Ibn Fadlan's description of the Bashkirs is even more severe. He called them “the worst of the Turks and the dirtiest”, and added that they shaved their beards and ate lice. At the same time, he recorded details of their religious practices, including carved wooden phallic amulets and a belief in multiple supernatural powers governing the natural world.

These passages are frequently cited as early ethnographic evidence for the social and religious life of steppe people.

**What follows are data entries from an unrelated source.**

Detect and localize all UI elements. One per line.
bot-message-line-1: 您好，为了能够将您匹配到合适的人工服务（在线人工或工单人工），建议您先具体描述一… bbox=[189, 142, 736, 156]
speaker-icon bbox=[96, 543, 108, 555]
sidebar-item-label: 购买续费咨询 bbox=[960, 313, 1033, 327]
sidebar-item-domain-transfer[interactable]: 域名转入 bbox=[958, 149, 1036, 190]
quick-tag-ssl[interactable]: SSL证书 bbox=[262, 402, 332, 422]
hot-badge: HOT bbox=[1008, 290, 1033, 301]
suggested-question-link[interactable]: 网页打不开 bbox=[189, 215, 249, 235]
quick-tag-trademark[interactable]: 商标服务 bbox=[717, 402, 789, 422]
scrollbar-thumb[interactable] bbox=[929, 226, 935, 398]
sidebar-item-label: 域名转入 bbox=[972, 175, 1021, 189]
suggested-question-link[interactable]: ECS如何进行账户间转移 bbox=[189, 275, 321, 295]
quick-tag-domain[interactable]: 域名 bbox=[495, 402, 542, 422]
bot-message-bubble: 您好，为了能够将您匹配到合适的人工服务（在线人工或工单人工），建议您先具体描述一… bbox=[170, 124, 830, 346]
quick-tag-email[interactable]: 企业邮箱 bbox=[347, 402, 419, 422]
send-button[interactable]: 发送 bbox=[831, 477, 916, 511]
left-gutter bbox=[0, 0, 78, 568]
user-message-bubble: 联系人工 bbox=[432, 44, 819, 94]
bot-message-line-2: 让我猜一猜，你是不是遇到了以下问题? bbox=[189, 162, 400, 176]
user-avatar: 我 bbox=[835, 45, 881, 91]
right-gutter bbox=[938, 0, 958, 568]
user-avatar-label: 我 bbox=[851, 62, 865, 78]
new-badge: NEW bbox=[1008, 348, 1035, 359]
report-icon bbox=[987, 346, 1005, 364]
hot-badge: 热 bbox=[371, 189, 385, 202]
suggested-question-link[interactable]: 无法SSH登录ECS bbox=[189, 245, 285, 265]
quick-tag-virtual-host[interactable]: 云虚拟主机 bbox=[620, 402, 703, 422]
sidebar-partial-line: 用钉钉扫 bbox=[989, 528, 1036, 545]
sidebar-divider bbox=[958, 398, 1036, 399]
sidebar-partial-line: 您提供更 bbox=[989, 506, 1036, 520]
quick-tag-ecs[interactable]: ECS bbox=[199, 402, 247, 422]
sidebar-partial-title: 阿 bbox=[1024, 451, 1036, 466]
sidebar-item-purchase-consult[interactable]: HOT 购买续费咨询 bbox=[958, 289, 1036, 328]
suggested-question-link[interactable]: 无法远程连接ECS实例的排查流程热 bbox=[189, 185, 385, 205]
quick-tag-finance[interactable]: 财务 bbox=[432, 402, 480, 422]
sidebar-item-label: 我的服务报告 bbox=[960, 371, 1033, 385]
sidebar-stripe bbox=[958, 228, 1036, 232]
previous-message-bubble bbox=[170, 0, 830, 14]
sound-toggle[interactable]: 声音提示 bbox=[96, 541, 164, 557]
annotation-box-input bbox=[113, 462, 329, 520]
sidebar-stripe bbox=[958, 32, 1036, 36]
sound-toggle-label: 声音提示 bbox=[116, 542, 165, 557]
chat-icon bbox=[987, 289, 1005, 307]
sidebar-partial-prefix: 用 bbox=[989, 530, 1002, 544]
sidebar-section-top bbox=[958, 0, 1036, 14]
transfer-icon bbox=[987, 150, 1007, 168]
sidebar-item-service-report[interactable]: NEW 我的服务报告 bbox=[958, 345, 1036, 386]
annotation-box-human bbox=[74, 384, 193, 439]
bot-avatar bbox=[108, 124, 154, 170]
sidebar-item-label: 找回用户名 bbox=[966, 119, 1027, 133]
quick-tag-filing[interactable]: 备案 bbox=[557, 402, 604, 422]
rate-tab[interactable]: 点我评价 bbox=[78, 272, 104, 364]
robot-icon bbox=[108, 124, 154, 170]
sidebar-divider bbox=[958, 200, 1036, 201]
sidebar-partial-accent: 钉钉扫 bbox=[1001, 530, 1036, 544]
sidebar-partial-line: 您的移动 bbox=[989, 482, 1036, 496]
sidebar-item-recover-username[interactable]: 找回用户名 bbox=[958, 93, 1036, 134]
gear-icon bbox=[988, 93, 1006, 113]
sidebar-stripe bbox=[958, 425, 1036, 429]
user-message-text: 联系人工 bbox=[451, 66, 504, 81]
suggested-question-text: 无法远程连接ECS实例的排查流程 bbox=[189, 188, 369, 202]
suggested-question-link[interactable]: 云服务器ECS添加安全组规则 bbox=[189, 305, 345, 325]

===Editions and translations===
(In chronological order)
- Ibn Faḍlān, Aḥmad (1823). "Ibn Foszląn's und anderer Araber Berichte über die Russen älterer Zeit. Text und Übersetzung mit kritisch-philologischen Ammerkungen. Nebst drei Breilagen über sogenannte Russen-Stämme und Kiew, die Warenger und das Warenger-Meer, und das Land Wisu, ebenfalls nach arabischen Schriftstellern"
- Togan, Ahmed Zeki Velidi (1939). "Ibn Fadlan's Reisebericht" [from Razawi Library MS 5229]
- Kovalevskii, A. P. (1956). "Kniga Akhmeda Ibn-Fadlana o ego Puteschestvii na Volgu 921-922 gg" [Includes photographic reproduction of Razawi Library MS 5229.]
- Canard, Marius (1958). "La relation du voyage d'Ibn Fadlân chez les Bulgares de la Volga"
- Dahhan, S. (1959). "Risālat Ibn Fadlān"
- McKeithen, James E. (1979). "The Risalah of Ibn Fadlan: An Annotated Translation with Introduction"
- Ibn-Faḍlān, Ahmad (1988). "Ibn Fadlân, Voyage chez les Bulgares de la Volga" [French translation, including additions to the text of Razawi Library MS 5229 from Yāqūt's quotations.]
- al-Faqih, Ibn (1987). "Collection of Geographical Works: Reproduced from MS 5229 Riḍawīya Library, Mashhad"
- Бораджиева, Л.-М. (1992). "Ibn Fadlan - Index"
- Flowers, Stephen E. (1998). "Ibn Fadlan's Travel-Report: As It Concerns the Scandinavian Rüs"
- Montgomery, James E. (2000). "Ibn Faḍlān and the Rūsiyyah" [Translates the section on the Rūsiyyah.]
- Frye, Richard N. (2005). "Ibn Fadlan's Journey to Russia: A Tenth-Century Traveler from Baghdad to the Volga River"
- Simon, Róbert (2007). "Ibn Fadlán: Beszámoló a volgai bolgárok földjén tett utazásról"
- "Ibn Fadlan and the Land of Darkness: Arab Travellers in the Far North" (2011)
- Aḥmad ibn Faḍlān, Mission to the Volga, trans. by James E. Montgomery (New York: New York University Press, 2017), ISBN 9781479899890
- Ibn Faḍlān, Ahmad (2018). "Viagem ao Volga"

==Appearances in popular culture==
Ahmad Ibn Fadlān is a major character in Michael Crichton's 1976 novel Eaters of the Dead, which draws heavily on Ibn Fadlān's writings in its opening passages. In the 1999 film adaptation of the novel, The 13th Warrior, he is portrayed by Antonio Banderas.

Ibn Fadlān's journey is also the subject of the 2007 Syrian TV series Saqf al-Alam.

Samirah "Sam" al-Abbas, a main character from Magnus Chase and the Gods of Asgard, as well as her betrothed, Amir Fadlan, are said to be descendants of Ahmad ibn Fadlan.

In the 2003 anime Planetes, the body of an astronaut named Ibn Fadlan was buried in a metal coffin by being sent to the depths of space. However, although he says that he belongs to space, he somehow returned to his world environment and was perceived as space debris.

He appears as a possible Great Person for the Abbasid civilization in 2025's Civilization VII. If used on a river, the player will gain 50 influence for every tile the river takes up.